ESPECIAL

2020-II

“La política no debe ser un asunto electorero, debe ser el involucramiento en los asuntos públicos y en la necesidad de perseguir el bien común.”

 

FERNANDO CARRILLO, UN JAVERIANO AL SERVICIO DEL PAÍS

FORO JAVERIANO tuvo entrevista exclusiva con el Procurador General de la Nación Fernando Carrillo, quien, con gran cariño por su universidad, nos habló sobre su motivación por el servicio público, sus anécdotas y los desafíos frente a la emergencia  del COVID-19 en el país.

Por:  Alejandro Estrada

“Uno puede tomar dos decisiones frente a la situación del país: pasar pasivamente frente a su historia o tratar de contribuir independiente de las dificultades que se viven”

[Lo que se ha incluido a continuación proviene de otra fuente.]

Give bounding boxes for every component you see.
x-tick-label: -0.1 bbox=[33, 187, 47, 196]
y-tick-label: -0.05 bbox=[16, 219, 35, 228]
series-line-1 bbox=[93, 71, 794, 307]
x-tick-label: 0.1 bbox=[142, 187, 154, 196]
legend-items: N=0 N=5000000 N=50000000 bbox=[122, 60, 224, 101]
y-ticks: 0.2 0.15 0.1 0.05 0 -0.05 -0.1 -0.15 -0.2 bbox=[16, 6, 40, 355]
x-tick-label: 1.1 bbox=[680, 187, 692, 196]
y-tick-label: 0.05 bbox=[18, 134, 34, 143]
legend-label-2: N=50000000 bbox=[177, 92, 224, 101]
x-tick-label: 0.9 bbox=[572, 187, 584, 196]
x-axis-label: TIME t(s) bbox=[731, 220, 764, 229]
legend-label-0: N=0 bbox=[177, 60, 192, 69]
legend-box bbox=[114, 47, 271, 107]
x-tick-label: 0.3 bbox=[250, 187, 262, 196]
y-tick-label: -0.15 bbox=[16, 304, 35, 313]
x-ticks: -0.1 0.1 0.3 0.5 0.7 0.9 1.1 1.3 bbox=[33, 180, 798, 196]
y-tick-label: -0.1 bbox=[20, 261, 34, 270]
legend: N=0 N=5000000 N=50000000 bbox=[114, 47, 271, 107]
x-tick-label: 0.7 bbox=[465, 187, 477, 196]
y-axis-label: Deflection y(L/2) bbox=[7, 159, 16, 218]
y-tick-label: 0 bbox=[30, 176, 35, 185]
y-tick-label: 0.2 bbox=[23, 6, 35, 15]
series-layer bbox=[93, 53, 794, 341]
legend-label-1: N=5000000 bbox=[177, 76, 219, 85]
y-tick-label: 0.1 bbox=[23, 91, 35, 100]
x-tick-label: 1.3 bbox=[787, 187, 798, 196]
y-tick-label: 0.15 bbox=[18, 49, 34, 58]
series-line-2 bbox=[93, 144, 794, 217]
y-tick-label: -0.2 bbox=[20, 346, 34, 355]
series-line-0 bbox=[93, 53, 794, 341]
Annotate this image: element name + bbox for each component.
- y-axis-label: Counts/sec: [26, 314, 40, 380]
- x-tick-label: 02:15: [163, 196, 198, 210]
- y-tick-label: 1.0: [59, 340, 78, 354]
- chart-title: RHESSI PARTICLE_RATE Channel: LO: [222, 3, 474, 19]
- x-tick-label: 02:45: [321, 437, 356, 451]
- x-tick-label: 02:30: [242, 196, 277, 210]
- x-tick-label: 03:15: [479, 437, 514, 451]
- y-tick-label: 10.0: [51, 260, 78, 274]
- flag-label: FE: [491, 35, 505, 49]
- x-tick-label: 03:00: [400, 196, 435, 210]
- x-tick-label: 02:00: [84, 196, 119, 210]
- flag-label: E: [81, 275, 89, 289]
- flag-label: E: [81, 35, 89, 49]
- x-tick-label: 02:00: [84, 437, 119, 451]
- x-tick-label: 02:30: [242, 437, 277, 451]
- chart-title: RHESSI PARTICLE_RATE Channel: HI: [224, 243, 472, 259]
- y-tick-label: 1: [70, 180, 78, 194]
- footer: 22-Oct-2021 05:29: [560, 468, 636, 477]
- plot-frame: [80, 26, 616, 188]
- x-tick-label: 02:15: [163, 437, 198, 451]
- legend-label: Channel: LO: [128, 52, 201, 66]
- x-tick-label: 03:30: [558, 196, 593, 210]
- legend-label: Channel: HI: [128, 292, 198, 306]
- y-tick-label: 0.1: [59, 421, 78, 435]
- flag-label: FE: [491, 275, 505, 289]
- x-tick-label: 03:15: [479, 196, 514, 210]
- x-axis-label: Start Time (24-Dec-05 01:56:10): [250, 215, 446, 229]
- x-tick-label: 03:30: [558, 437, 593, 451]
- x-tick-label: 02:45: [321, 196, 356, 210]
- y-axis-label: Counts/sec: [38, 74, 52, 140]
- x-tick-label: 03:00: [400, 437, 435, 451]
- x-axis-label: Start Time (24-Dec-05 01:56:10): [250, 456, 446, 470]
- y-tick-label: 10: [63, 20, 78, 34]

Así lo plantea Fernando Carrillo, actual Procurador General de la Nación, promotor del movimiento estudiantil de la Séptima Papeleta, miembro de la Asamblea Nacional Constituyente en 1991, y ponente de la creación de la Fiscalía General de la Nación, la Corte Constitucional y otras instituciones para la modernización de la justicia colombiana; quien nos relata que su motivación por el servicio público surgió cuando se encontraba cursando 5° de bachillerato en su colegio Liceo de Cervantes, año en el que asesinaron al padre de su mejor amigo, el ex ministro de gobierno Rafael Pardo Buelvas, razón por la cual decidió estudiar Derecho.

“Me tocó vivir muy de cerca toda su trayectoria como funcionario público, después de salir del Ministerio a raíz del paro cívico a finales de los años 70s, el ex ministro fue asesinado por una facción disidente del Movimiento 19 de abril. Eso me marcó porque yo estaba en clase un día de septiembre, entraron al salón y me dijeron que fuera a acompañar a la familia; ese fue además el primer magnicidio en los años recientes. Este acontecimiento me tocó vivirlo de cerca porque, aparte de ser el padre de mi amigo, era referencia de mis aspiraciones profesionales. Él en ese momento, como ministro de gobierno y ministro del interior, fue la persona que impulsó la constituyente de López Michelsen que después tumbaría la Corte Constitucional en un fallo de inexequibilidad.”

Fue así como a sus 13 años Carrillo hablaba de una asamblea constituyente, sin imaginar que tiempo después la propondría como estudiante y profesor de la Facultad de Derecho de la Javeriana. 

A partir de allí, Carrillo tomó la determinación de qué quería hacer y la decisión de ser Javeriano, razón por la que estudió allí, siempre con ese propósito en mente. Durante el tiempo de carrera le tocó la llegada del gobierno de transición entre el Frente Nacional, junto con el gobierno del presidente Turbay y del presidente Belisario Betancur, lo que implicó grandes debates en la Facultad, la terminación del Estado de sitio, y la necesidad de una reforma constitucional. 

Tiempo después, hizo una maestría en Estados Unidos, y fue cuando regresó que se involucró de cabeza en toda la coyuntura nacional, momento en el que vino toda la fase final de la campaña de Luis Carlos Galán en 1989, su asesinato, y el desencadenamiento del proceso de la Séptima Papeleta que llevó a la Asamblea Nacional Constituyente.

 

Foro Javeriano: ¿Cómo influyó su formación en la Javeriana en su deseo de ser servidor público? 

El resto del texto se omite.